Below, we demonstrate how the number of outliers increases with the
number of dimenstion ([source](https://lgatto.github.io/curse-dimensionality/)):
> The simulation generates N points in hypercubes of d dimensions and
> counts how many of those points are outliers, defined as being in
> the 1% outer shell of the space. In 1 dimension, we have 1% of the
> uniformely distributed points that are outliers. In 50 dimension,
> there are already 60% of the points that are outliers; in 100
> dimensions, almost 90% of the points are outliers.
```{r curse, cache = FALSE}
d <- 1:200
N <- 1000
dat <- lapply(d, function(i) replicate(i, runif(N)))
nout <- function(m) mean(apply(m, 1, function(i) any(i < 0.01 | i > 0.99)))
res <- sapply(dat, nout)
plot(res, type = "l",
xlab = "Number of dimensions",
ylab = "Proportion of 1% outliers",
main = "Curse of Dimensionality")
grid()
```
## Machine learning
The dataset below is composed of 100 data points (samples). For each
data point, we have measured values x and y (two genes). We have a
dataset of 100 points in 2 dimensions.
```{r unlabex, fig.cap = "A dataset of 100 unlabelled points measured along two dimensions.", echo = FALSE}
set.seed(123)
dat <- rbind(mvtnorm::rmvnorm(50, c(0, 0)),
mvtnorm::rmvnorm(50, c(3, 3)))
dat <- as.data.frame(dat)
colnames(dat) <- c("x", "y")
plot(dat)
```
`r msmbstyle::question_begin()`
- How many groups do you think there are among these 100 observations?
- How would you intuitively define them?
`r msmbstyle::question_end()`
Now imagine that we know about number of group (which would be called
classes in this setting) and the label of each point.

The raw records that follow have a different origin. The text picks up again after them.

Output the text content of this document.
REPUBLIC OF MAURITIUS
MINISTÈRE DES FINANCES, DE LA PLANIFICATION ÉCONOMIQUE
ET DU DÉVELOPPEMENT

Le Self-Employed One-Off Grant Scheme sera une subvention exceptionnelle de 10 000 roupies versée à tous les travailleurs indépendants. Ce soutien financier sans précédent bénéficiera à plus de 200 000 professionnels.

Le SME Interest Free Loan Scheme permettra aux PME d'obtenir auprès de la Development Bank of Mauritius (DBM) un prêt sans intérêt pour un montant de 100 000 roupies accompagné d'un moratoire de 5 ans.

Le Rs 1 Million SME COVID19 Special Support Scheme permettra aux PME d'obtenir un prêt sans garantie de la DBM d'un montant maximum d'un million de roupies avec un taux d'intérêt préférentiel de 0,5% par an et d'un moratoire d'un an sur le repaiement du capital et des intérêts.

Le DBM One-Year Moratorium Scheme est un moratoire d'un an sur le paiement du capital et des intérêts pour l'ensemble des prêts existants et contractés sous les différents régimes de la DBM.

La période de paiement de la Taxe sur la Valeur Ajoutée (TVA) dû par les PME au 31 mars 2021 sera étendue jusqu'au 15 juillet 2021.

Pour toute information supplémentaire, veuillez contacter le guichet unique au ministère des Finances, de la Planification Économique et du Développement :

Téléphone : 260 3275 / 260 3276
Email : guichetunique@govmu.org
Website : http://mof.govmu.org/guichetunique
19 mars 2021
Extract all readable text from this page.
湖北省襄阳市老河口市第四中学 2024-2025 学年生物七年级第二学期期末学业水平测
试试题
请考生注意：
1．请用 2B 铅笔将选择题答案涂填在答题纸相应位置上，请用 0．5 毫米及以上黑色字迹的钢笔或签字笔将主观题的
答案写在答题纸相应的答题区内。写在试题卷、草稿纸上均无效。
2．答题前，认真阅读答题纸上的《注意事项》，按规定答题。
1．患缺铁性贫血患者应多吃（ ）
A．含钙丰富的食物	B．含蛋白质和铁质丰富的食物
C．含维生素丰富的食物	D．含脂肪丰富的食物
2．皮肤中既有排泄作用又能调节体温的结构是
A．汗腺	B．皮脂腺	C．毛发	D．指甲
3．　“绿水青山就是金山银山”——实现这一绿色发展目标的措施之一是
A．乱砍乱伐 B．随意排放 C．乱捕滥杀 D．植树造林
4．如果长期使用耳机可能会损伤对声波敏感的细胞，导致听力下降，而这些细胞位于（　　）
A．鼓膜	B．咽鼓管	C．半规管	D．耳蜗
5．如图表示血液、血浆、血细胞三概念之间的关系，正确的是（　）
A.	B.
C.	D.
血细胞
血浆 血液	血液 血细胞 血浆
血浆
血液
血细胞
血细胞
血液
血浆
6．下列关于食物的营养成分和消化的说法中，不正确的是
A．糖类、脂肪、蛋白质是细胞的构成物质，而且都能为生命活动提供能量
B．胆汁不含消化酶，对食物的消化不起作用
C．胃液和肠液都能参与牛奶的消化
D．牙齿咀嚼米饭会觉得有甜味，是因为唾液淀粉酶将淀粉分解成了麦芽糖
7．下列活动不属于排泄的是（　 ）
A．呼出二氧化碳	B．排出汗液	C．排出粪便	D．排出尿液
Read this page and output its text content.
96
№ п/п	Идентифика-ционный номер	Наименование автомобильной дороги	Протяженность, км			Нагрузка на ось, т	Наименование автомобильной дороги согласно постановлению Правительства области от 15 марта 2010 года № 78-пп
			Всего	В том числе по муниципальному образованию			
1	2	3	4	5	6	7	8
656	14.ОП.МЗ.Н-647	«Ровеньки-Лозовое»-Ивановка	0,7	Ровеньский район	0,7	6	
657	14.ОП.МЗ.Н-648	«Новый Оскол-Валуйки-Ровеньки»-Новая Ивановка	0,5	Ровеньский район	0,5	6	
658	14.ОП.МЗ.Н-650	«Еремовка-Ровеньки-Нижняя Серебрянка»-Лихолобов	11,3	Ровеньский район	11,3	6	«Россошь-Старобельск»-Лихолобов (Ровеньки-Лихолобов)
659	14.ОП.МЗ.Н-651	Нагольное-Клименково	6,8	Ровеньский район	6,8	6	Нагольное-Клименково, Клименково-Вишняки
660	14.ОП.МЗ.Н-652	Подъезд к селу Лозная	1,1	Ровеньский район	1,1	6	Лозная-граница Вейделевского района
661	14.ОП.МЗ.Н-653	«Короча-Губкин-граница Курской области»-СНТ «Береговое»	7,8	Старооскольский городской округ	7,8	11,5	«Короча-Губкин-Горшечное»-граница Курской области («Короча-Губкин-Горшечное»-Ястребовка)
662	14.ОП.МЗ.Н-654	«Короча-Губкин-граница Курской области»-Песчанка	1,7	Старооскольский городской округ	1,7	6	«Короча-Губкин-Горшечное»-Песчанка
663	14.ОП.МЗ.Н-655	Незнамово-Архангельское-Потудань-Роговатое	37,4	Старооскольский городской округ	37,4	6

In the figure
below, we have two classes, red and black, and we know exactly which
points below to the red class and the black class.
```{r labex, fig.cap = "A dataset of 100 labelled points measured along two dimensions.", echo = FALSE}
dat$class <- factor(rep(c("A", "B"), each = 50))
plot(dat[, 1:2], col = dat$class, pch = 19)
```
We now obtain data for three new points (samples), annotated as 1, 2,
and 3 below.
```{r labex2, fig.cap = "A dataset of 100 labelled and three new, unlalled, points.", echo = FALSE}
plot(dat[, 1:2], col = dat$class, pch = 19)
new_points <- data.frame(x = c(0, 4, 1.65),
y = c(0, 5, 1.7))
points(new_points$x, new_points$y, cex = 2.5)
text(new_points$x, new_points$y, 1:3)
```
`r msmbstyle::question_begin()`
To what class (red or black) should points 1, 2, and 3 be assigned to?
`r msmbstyle::question_end()`
The examples presented above fall squarely into the discipline of
machine learning. The first example is a case of **unsupervised
learning**. In unsupervised learning we aim at find patterns in a
dataset without the help of any additional information or
labels. Typical applications of unsupervised learning is clustering
(as in our first example and chapter \@ref(sec-ul)) or dimensionality
reduction (chapter \@ref(sec-dimred))
In our second example, we were given labels for each observation. This
is an example of **supervised learning**, that aims at learning inputs
and mapping them to certain target outputs with the help of known
labels. Example of supervised learning are classification as in the
example above (see chapter \@ref(sec-sl)) and regression, where the
target isn't a category, but a value.
There are additional types of machine learning, such as
semi-supervised learning (combining the two approaches above),
self-supervised learning (supervised without any labels, i.e. where
they need to be identified automatically), reinforcement learning
(automatic tuning of the learning when new information is received),
but these are beyond the scope of this course.